Five Crucial Privacy and Security Settings for iOS 13

Keeping your operating system up to date is one of the easiest things you can do to increase security. Beyond simply upgrading, here are a few new settings and features to be aware of to keep your privacy and security locked down.

Apple has started cracking down on third-party apps and websites that may be using your device beyond what you intended. For example, you may start seeing permissions pop-ups that show where Google Maps has tracked you that ask if you want to continue allowing access to location information. You can choose to limit the app’s access to your location only while you are using the app or deny it entirely.

You might also see apps asking for permission to access Bluetooth, even if they seem to have no need for it. In previous versions of iOS, these apps were able to use Bluetooth to watch for Bluetooth beacons that can be set up in stores that track you as you pass by, making it easy for stores to know who’s visiting. If you aren’t sure why an app needs Bluetooth access, get in the habit of denying it.

Try not to get pop-up fatigue. Make sure you are only allowing access when you really meant to give it. The Facebook app is triggering lots of these permissions pop-ups since their business model hinges on tracking you. In the past, they have used lots of sneaky ways to track you without your consent. They’ve recently put out a press release stating that they implemented these ‘features’ for your protection, but don’t be fooled. If you don’t know why a site or app needs to access something, don’t let them have it.

If you share or upload photos, by default you are sharing the exact location of where the picture was taken. This might be worrisome if you don’t want to share the location of your home or places your kids frequent. You can prevent your camera from recording photos’ locations by turning off Location Access to the camera app (Settings > Privacy > Camera). Now in iOS 13, it’s also possible to disable it per picture in the “options” menu of the share sheet when you’re uploading or sharing a picture.

Cookies (little blobs of data stored on your device) are useful for keeping you logged in to websites, but they are often used to track you as you browse the internet. This can leak personal information such as health data and browsing history and open you up to phishing attacks. In iOS 13 Settings > Safari, you can choose “Prevent Cross-site Cookies,” making you harder to track. We also recommend enabling “Prevent Cross-Site Tracking” and turning off “Camera & Microphone Access.”

New with iOS 13, this login allows you to create login accounts through Apple. What is unique about these logins is that instead of sharing your real email address, Apple creates and manages a 1-time use email address. This is great for creating accounts in apps and on sites that you don’t completely trust to keep your email secret.

While not specific to iOS 13, we recommend reviewing your app permissions whenever you update your operating system. This gives you the benefit of the new privacy protection for apps you gave access to previously. Go to Settings > Privacy and review the permissions you’ve previously granted to apps. Be very careful of which apps have access to your location, camera, photo library, microphone, bluetooth, contacts, and calendars.

You can turn off sharing your device usage data in Settings > Privacy > Analytics.

Under Settings > Privacy > Advertising enable the “Limit Ad Tracking” option. It’s also a good idea get in the habit of periodically creating a new random identifier for your device by tapping “Reset Advertising Identifier.” The advertising identifier is a random code assigned to you that advertises can see. It isn’t associated to you per se, but over time, advertisers can aggregate the info and determine who you are.

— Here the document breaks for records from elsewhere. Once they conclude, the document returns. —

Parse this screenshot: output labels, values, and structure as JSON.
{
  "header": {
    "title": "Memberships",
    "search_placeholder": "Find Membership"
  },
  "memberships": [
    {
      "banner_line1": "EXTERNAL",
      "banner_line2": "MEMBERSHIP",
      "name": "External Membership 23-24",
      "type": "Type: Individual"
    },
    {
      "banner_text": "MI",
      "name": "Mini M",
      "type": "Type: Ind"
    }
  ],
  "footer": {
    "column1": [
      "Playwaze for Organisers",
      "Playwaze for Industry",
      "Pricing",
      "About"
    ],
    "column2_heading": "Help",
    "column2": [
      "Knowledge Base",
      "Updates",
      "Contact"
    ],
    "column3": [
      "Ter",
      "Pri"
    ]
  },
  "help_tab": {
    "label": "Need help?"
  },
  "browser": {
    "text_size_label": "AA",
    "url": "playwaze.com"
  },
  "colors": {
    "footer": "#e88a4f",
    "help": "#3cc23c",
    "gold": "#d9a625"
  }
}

Reusing passwords opens you up to “password spraying” attacks. Once a password has been leaked, malicious hackers will attempt to use that password on many other sites. Apple’s built-in password manager is a good choice, or use a third party tool such as Bitwarden, 1Password, or Pass.

VPN stands for "virtual private network". When you connect to the internet through a VPN, all of the internet traffic is encrypted and routed through the secure servers.

Instead of directly connecting to websites, the VPN asks websites for content on your behalf. The VPN uses the same IP address for multiple users. Since your IP address functions as your main address when communicating with websites, using it for multiple users makes it difficult for websites to correlate who is making specific requests.

2 Factor Authentication (“2FA”) or Multifactor Authentication (“MFA”) makes your accounts even more secure by requiring a secret code in addition to your password. These secret codes are generally sent to you by either email, text message, or an authenticator app such as such as Authy or Google Authenticator. Many password managers also have the ability to generate these codes. SMS messages are the least secure, due to SIM “port out” attacks, so we recommend using a dedicated app for 2FA.